Asynchronous Fuzzy Dynamic Sliding Mode Control for Nonlinear Markov Jump Systems Under Hidden Mode Detections
针对参数不确定和外部干扰的非线性马尔可夫跳变系统,利用隐藏马尔可夫模型检测系统模式,设计异步动态滑模控制律,保证随机稳定性和耗散性能。
This article studies the asynchronous dissipative-based sliding mode control (SMC) for nonlinear Markov jump system (MJS) by Takagi–Sugeno (T–S) fuzzy models, which suffer from mismatched parameter uncertainties and exogenous disturbances. The actual system modes are usually not accessible directly for controller design due to some practical environment constraints, and the modes of the sliding surface and controller are characterized as observed modes. The hidden Markov model (HMM) is first utilized to detect the system mode information, which also describes the asynchronous phenomenon of the jump mode between the sliding surface/controller and the original plant.
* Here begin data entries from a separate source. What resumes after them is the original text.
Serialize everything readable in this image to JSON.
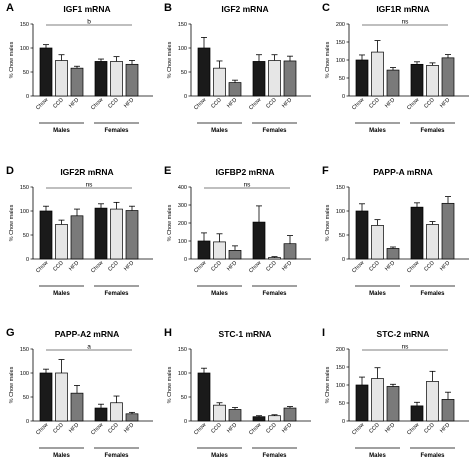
{
  "colors": {
    "chow": "#1a1a1a",
    "ccd": "#e6e6e6",
    "hfd": "#7a7a7a",
    "axis": "#000000"
  },
  "chart_data": [
    {
      "letter": "A",
      "title": "IGF1 mRNA",
      "type": "bar",
      "categories": [
        "Chow",
        "CCD",
        "HFD",
        "Chow",
        "CCD",
        "HFD"
      ],
      "groups": [
        "Males",
        "Females"
      ],
      "values": [
        100,
        74,
        58,
        72,
        72,
        66
      ],
      "errors": [
        7,
        12,
        4,
        5,
        10,
        8
      ],
      "ylabel": "% Chow males",
      "ylim": [
        0,
        150
      ],
      "yticks": [
        0,
        50,
        100,
        150
      ],
      "sig_label": "b"
    },
    {
      "letter": "B",
      "title": "IGF2 mRNA",
      "type": "bar",
      "categories": [
        "Chow",
        "CCD",
        "HFD",
        "Chow",
        "CCD",
        "HFD"
      ],
      "groups": [
        "Males",
        "Females"
      ],
      "values": [
        100,
        58,
        28,
        72,
        74,
        73
      ],
      "errors": [
        22,
        15,
        5,
        14,
        12,
        10
      ],
      "ylabel": "% Chow males",
      "ylim": [
        0,
        150
      ],
      "yticks": [
        0,
        50,
        100,
        150
      ],
      "sig_label": ""
    },
    {
      "letter": "C",
      "title": "IGF1R mRNA",
      "type": "bar",
      "categories": [
        "Chow",
        "CCD",
        "HFD",
        "Chow",
        "CCD",
        "HFD"
      ],
      "groups": [
        "Males",
        "Females"
      ],
      "values": [
        100,
        122,
        72,
        88,
        85,
        106
      ],
      "errors": [
        14,
        32,
        7,
        7,
        7,
        9
      ],
      "ylabel": "% Chow males",
      "ylim": [
        0,
        200
      ],
      "yticks": [
        0,
        50,
        100,
        150,
        200
      ],
      "sig_label": "ns"
    },
    {
      "letter": "D",
      "title": "IGF2R mRNA",
      "type": "bar",
      "categories": [
        "Chow",
        "CCD",
        "HFD",
        "Chow",
        "CCD",
        "HFD"
      ],
      "groups": [
        "Males",
        "Females"
      ],
      "values": [
        100,
        72,
        90,
        106,
        104,
        101
      ],
      "errors": [
        10,
        9,
        14,
        9,
        14,
        9
      ],
      "ylabel": "% Chow males",
      "ylim": [
        0,
        150
      ],
      "yticks": [
        0,
        50,
        100,
        150
      ],
      "sig_label": "ns"
    },
    {
      "letter": "E",
      "title": "IGFBP2 mRNA",
      "type": "bar",
      "categories": [
        "Chow",
        "CCD",
        "HFD",
        "Chow",
        "CCD",
        "HFD"
      ],
      "groups": [
        "Males",
        "Females"
      ],
      "values": [
        100,
        95,
        48,
        205,
        8,
        85
      ],
      "errors": [
        45,
        45,
        25,
        90,
        5,
        45
      ],
      "ylabel": "% Chow males",
      "ylim": [
        0,
        400
      ],
      "yticks": [
        0,
        100,
        200,
        300,
        400
      ],
      "sig_label": "ns"
    },
    {
      "letter": "F",
      "title": "PAPP-A mRNA",
      "type": "bar",
      "categories": [
        "Chow",
        "CCD",
        "HFD",
        "Chow",
        "CCD",
        "HFD"
      ],
      "groups": [
        "Males",
        "Females"
      ],
      "values": [
        100,
        70,
        22,
        108,
        72,
        116
      ],
      "errors": [
        15,
        12,
        3,
        9,
        6,
        14
      ],
      "ylabel": "% Chow males",
      "ylim": [
        0,
        150
      ],
      "yticks": [
        0,
        50,
        100,
        150
      ],
      "sig_label": ""
    },
    {
      "letter": "G",
      "title": "PAPP-A2 mRNA",
      "type": "bar",
      "categories": [
        "Chow",
        "CCD",
        "HFD",
        "Chow",
        "CCD",
        "HFD"
      ],
      "groups": [
        "Males",
        "Females"
      ],
      "values": [
        100,
        100,
        58,
        27,
        38,
        15
      ],
      "errors": [
        8,
        28,
        16,
        8,
        14,
        3
      ],
      "ylabel": "% Chow males",
      "ylim": [
        0,
        150
      ],
      "yticks": [
        0,
        50,
        100,
        150
      ],
      "sig_label": "a"
    },
    {
      "letter": "H",
      "title": "STC-1 mRNA",
      "type": "bar",
      "categories": [
        "Chow",
        "CCD",
        "HFD",
        "Chow",
        "CCD",
        "HFD"
      ],
      "groups": [
        "Males",
        "Females"
      ],
      "values": [
        100,
        33,
        24,
        9,
        11,
        27
      ],
      "errors": [
        10,
        5,
        4,
        2,
        2,
        3
      ],
      "ylabel": "% Chow males",
      "ylim": [
        0,
        150
      ],
      "yticks": [
        0,
        50,
        100,
        150
      ],
      "sig_label": ""
    },
    {
      "letter": "I",
      "title": "STC-2 mRNA",
      "type": "bar",
      "categories": [
        "Chow",
        "CCD",
        "HFD",
        "Chow",
        "CCD",
        "HFD"
      ],
      "groups": [
        "Males",
        "Females"
      ],
      "values": [
        100,
        118,
        96,
        42,
        110,
        60
      ],
      "errors": [
        22,
        30,
        6,
        10,
        28,
        20
      ],
      "ylabel": "% Chow males",
      "ylim": [
        0,
        200
      ],
      "yticks": [
        0,
        50,
        100,
        150,
        200
      ],
      "sig_label": "ns"
    }
  ]
}
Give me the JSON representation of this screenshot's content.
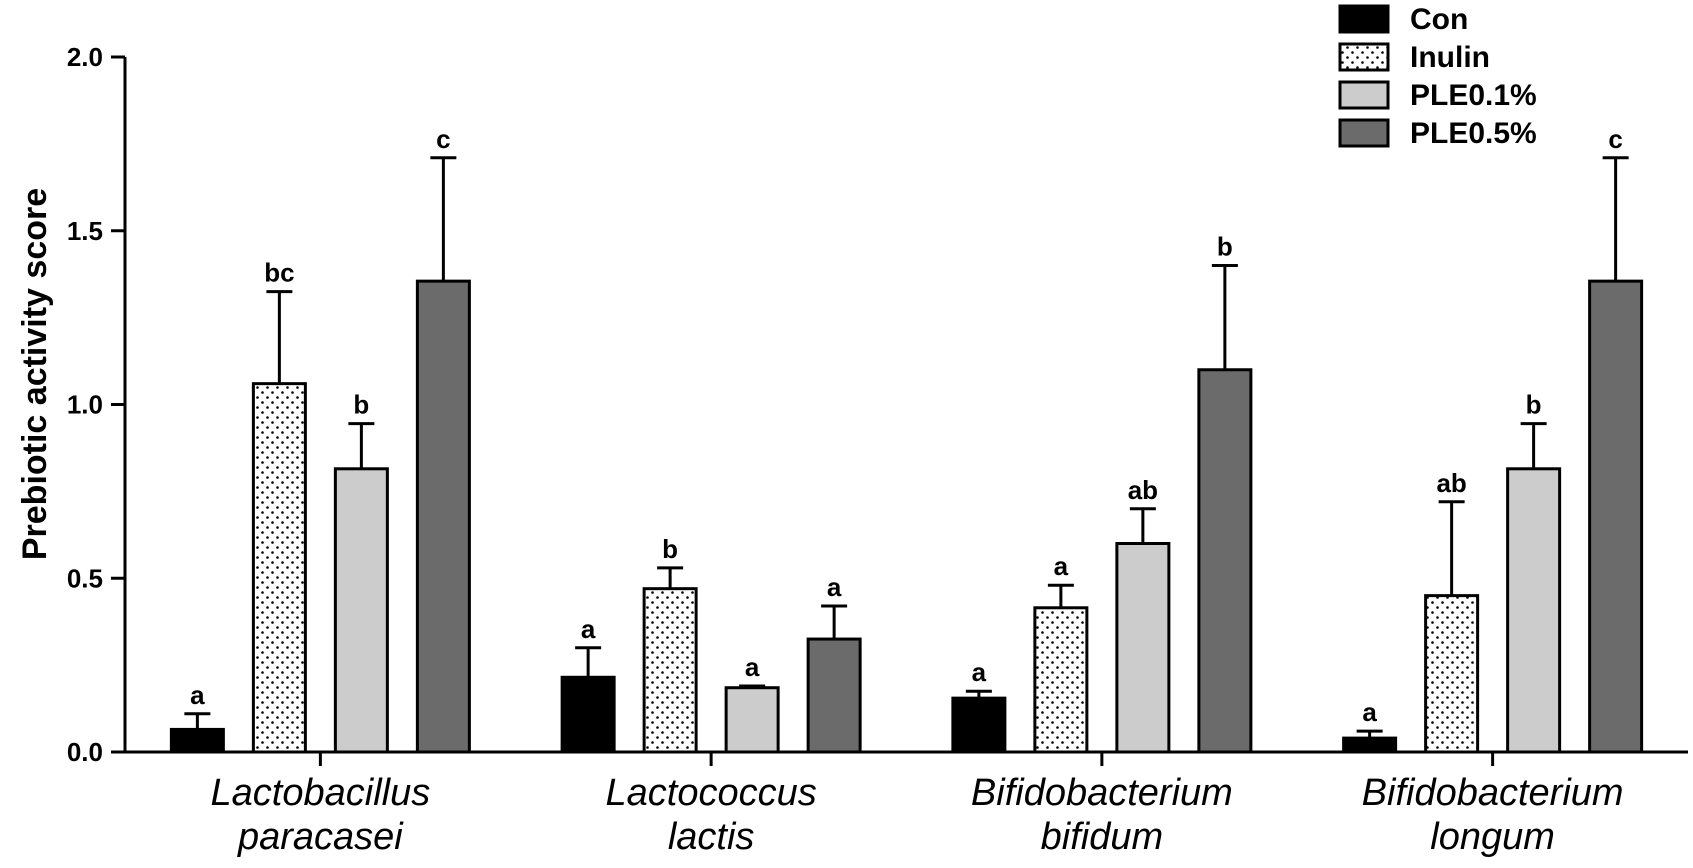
{
  "chart_data": {
    "type": "bar",
    "ylabel": "Prebiotic activity score",
    "ylim": [
      0,
      2.0
    ],
    "yticks": [
      "0.0",
      "0.5",
      "1.0",
      "1.5",
      "2.0"
    ],
    "grid": false,
    "legend_position": "top-right",
    "categories": [
      [
        "Lactobacillus",
        "paracasei"
      ],
      [
        "Lactococcus",
        "lactis"
      ],
      [
        "Bifidobacterium",
        "bifidum"
      ],
      [
        "Bifidobacterium",
        "longum"
      ]
    ],
    "series": [
      {
        "name": "Con",
        "fill": "black",
        "color": "#000000",
        "values": [
          0.065,
          0.215,
          0.155,
          0.04
        ],
        "errors": [
          0.045,
          0.085,
          0.02,
          0.02
        ],
        "significance": [
          "a",
          "a",
          "a",
          "a"
        ]
      },
      {
        "name": "Inulin",
        "fill": "dotted",
        "color": "#ffffff",
        "values": [
          1.06,
          0.47,
          0.415,
          0.45
        ],
        "errors": [
          0.265,
          0.06,
          0.065,
          0.27
        ],
        "significance": [
          "bc",
          "b",
          "a",
          "ab"
        ]
      },
      {
        "name": "PLE0.1%",
        "fill": "light-gray",
        "color": "#cccccc",
        "values": [
          0.815,
          0.185,
          0.6,
          0.815
        ],
        "errors": [
          0.13,
          0.005,
          0.1,
          0.13
        ],
        "significance": [
          "b",
          "a",
          "ab",
          "b"
        ]
      },
      {
        "name": "PLE0.5%",
        "fill": "dark-gray",
        "color": "#6b6b6b",
        "values": [
          1.355,
          0.325,
          1.1,
          1.355
        ],
        "errors": [
          0.355,
          0.095,
          0.3,
          0.355
        ],
        "significance": [
          "c",
          "a",
          "b",
          "c"
        ]
      }
    ]
  }
}
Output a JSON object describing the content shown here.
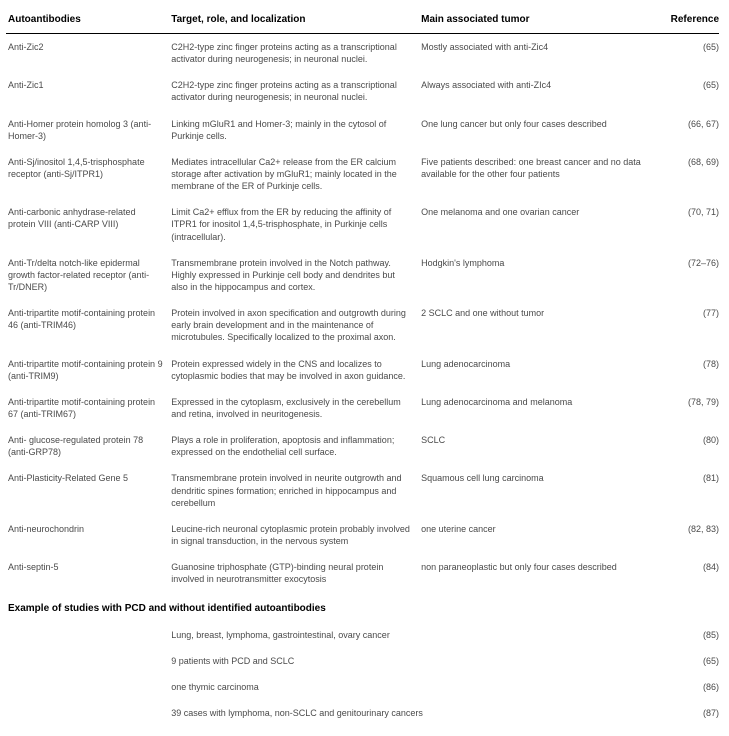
{
  "headers": {
    "c1": "Autoantibodies",
    "c2": "Target, role, and localization",
    "c3": "Main associated tumor",
    "c4": "Reference"
  },
  "rows": [
    {
      "c1": "Anti-Zic2",
      "c2": "C2H2-type zinc finger proteins acting as a transcriptional activator during neurogenesis; in neuronal nuclei.",
      "c3": "Mostly associated with anti-Zic4",
      "ref": "(65)"
    },
    {
      "c1": "Anti-Zic1",
      "c2": "C2H2-type zinc finger proteins acting as a transcriptional activator during neurogenesis; in neuronal nuclei.",
      "c3": "Always associated with anti-ZIc4",
      "ref": "(65)"
    },
    {
      "c1": "Anti-Homer protein homolog 3 (anti-Homer-3)",
      "c2": "Linking mGluR1 and Homer-3; mainly in the cytosol of Purkinje cells.",
      "c3": "One lung cancer but only four cases described",
      "ref": "(66, 67)"
    },
    {
      "c1": "Anti-Sj/inositol 1,4,5-trisphosphate receptor (anti-Sj/ITPR1)",
      "c2": "Mediates intracellular Ca2+ release from the ER calcium storage after activation by mGluR1; mainly located in the membrane of the ER of Purkinje cells.",
      "c3": "Five patients described: one breast cancer and no data available for the other four patients",
      "ref": "(68, 69)"
    },
    {
      "c1": "Anti-carbonic anhydrase-related protein VIII (anti-CARP VIII)",
      "c2": "Limit Ca2+ efflux from the ER by reducing the affinity of ITPR1 for inositol 1,4,5-trisphosphate, in Purkinje cells (intracellular).",
      "c3": "One melanoma and one ovarian cancer",
      "ref": "(70, 71)"
    },
    {
      "c1": "Anti-Tr/delta notch-like epidermal growth factor-related receptor (anti-Tr/DNER)",
      "c2": "Transmembrane protein involved in the Notch pathway. Highly expressed in Purkinje cell body and dendrites but also in the hippocampus and cortex.",
      "c3": "Hodgkin's lymphoma",
      "ref": "(72–76)"
    },
    {
      "c1": "Anti-tripartite motif-containing protein 46 (anti-TRIM46)",
      "c2": "Protein involved in axon specification and outgrowth during early brain development and in the maintenance of microtubules. Specifically localized to the proximal axon.",
      "c3": "2 SCLC and one without tumor",
      "ref": "(77)"
    },
    {
      "c1": "Anti-tripartite motif-containing protein 9 (anti-TRIM9)",
      "c2": "Protein expressed widely in the CNS and localizes to cytoplasmic bodies that may be involved in axon guidance.",
      "c3": "Lung adenocarcinoma",
      "ref": "(78)"
    },
    {
      "c1": "Anti-tripartite motif-containing protein 67 (anti-TRIM67)",
      "c2": "Expressed in the cytoplasm, exclusively in the cerebellum and retina, involved in neuritogenesis.",
      "c3": "Lung adenocarcinoma and melanoma",
      "ref": "(78, 79)"
    },
    {
      "c1": "Anti- glucose-regulated protein 78 (anti-GRP78)",
      "c2": "Plays a role in proliferation, apoptosis and inflammation; expressed on the endothelial cell surface.",
      "c3": "SCLC",
      "ref": "(80)"
    },
    {
      "c1": "Anti-Plasticity-Related Gene 5",
      "c2": "Transmembrane protein involved in neurite outgrowth and dendritic spines formation; enriched in hippocampus and cerebellum",
      "c3": "Squamous cell lung carcinoma",
      "ref": "(81)"
    },
    {
      "c1": "Anti-neurochondrin",
      "c2": "Leucine-rich neuronal cytoplasmic protein probably involved in signal transduction, in the nervous system",
      "c3": "one uterine cancer",
      "ref": "(82, 83)"
    },
    {
      "c1": "Anti-septin-5",
      "c2": "Guanosine triphosphate (GTP)-binding neural protein involved in neurotransmitter exocytosis",
      "c3": "non paraneoplastic but only four cases described",
      "ref": "(84)"
    }
  ],
  "section": {
    "title": "Example of studies with PCD and without identified autoantibodies"
  },
  "sectionRows": [
    {
      "c2": "Lung, breast, lymphoma, gastrointestinal, ovary cancer",
      "ref": "(85)"
    },
    {
      "c2": "9 patients with PCD and SCLC",
      "ref": "(65)"
    },
    {
      "c2": "one thymic carcinoma",
      "ref": "(86)"
    },
    {
      "c2": "39 cases with lymphoma, non-SCLC and genitourinary cancers",
      "ref": "(87)"
    }
  ]
}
Based on the observed modes, a suitable sliding surface is designed via consisting of both the system states and the control input. By sufficiently exploiting the dynamical features of the fuzzy MJSs and associating with the sliding surface, new sliding surface existence conditions are proposed, which also ensure the stochastic stability (SS) and desired dissipative performance for the sliding motion. Then, a novel asynchronous dynamic SMC law is proposed to drive the fuzzy MJS states into a neighborhood of the designed sliding surface. Finally, simulation studies are conducted to show the validity of the proposed approach.